Personalized computer simulation of SD causing a propagating visual field defect in support of SD as a localized small wave segment. (a) Propagation pattern of a self-reported visual field defect during migraine with aura in the lower quadrant of the right visual hemifield. The position of the propagating visual field defect is marked by a line every minute for 8 min resulting in eight lines starting near the center of the visual field and passing roughly parallel to the right of the vertical meridian. (b) 3D form (blue) of the left primary visual cortex obtained by magnetic resonance imaging scanner readings from a migraine sufferer who draw his visual field defect in (a). The occipital pole is facing backwards. The computer simulation of SD (red wave segment) reproduced the path causing the visual field defect shown in (a). The wave segment was initiated near the occipital pole in such a way that the direction of SD propagation points toward the cunes. (c) Same as (b) showing the end of the computer simulation where the SD wave segment propagated for about 8 min a distance of about 24 mm on a particular path (white line) on the gyral crown on the cuneus. (d) Cortical areas successively affected reported by other patient with complex aura, which provides further evidence of a specified cortical path of a wave segment rather than an all-engulfing circular SD that spreads concentrically in all directions (modified from Vincent et al.19).

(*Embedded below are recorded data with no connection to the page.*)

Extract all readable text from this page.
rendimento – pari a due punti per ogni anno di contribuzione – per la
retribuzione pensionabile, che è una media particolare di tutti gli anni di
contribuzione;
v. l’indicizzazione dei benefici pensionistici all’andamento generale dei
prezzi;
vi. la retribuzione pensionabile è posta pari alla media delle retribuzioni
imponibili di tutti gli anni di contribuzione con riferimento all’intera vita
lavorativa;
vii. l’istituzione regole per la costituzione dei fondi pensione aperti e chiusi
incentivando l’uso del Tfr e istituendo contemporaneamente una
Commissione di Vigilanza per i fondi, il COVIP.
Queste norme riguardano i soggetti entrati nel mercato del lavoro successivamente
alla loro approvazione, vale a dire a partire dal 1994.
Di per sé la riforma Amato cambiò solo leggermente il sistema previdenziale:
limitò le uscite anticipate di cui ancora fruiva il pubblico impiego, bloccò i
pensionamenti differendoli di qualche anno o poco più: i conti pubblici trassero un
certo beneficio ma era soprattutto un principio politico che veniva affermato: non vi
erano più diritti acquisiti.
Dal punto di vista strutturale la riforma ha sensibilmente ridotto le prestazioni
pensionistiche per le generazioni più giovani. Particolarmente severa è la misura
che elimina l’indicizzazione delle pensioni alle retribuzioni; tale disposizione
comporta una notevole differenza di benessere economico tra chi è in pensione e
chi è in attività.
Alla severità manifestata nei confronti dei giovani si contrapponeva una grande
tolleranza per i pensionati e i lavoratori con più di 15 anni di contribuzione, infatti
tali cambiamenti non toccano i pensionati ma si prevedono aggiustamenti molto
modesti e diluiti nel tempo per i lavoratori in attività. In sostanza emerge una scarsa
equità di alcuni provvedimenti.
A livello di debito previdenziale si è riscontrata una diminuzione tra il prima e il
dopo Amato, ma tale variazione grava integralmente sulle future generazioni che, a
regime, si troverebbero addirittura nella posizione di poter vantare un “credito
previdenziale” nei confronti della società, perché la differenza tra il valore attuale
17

In addition, the noxious signature of irregular SD waves would significantly vary with the convolution, which would further influence not only the size of the affected cortical surface area but also the location of this area with respect to gyral and sulcal position. Hence, it has been suggested that such irregular waves support the controversial2 idea that SDs have a causal relationship with the headache phase in migraine and, therefore, occur not only in migraine with aura but also in migraine without aura, i.e. in the two major migraine subtypes. The new results suggest that the relation between SD wave patterns and noxious signatures transmitted into the meninges should be an objective of future research. With respect to stroke and brain trauma, it would be particularly interesting to learn how disturbances in metabolism and neurovascular responses to SD modify the propagation patterns and refractory periods between subsequent SDs. On the other hand, the blocking effect of brain veins would also promote the limitation of SD expansion to the whole hemisphere, remaining a focal event, but the blocking effect would be dependent on the condition of the brain (migraine patient) or damaged brain. At the moment, the only SDs seen through imaging in humans are those from nine patients suffering from malignant stroke during decompressive craniectomy recorded through laser speckle, where those hemodynamic changes detected were localized in small areas of the brain.20 Those single observations fit in the concept that expansion can be reduced by repetitive events and each of the multiple SDs remain local.

The results also support seeking the factors that shape the apparent modulation of SD propagation now seen in lissencephalic animals. We encourage further research to clarify the open questions even beyond the mammalian brain. In fact, SDs are even observed in insects,21 which lack blood circulation and it would be interesting to reveal which physiological and anatomical changes during evolution are associated with changes in propagation patterns and refractory periods.

Funding

The author(s) disclosed receipt of the following financial support for the research, authorship, and/or publication of this article: Dr. Edgar Santos is supported by the Physician Scientist Program of the Faculty of Medicine, University of Heidelberg.

Declaration of conflicting interests

The author(s) declared no potential conflicts of interest with respect to the research, authorship and publication of this article.

Authors’ contributions

ES: Wrote the manuscript. RSP, OWS and JPD: literature research, editing and reviewing. MAD: Wrote the manuscript.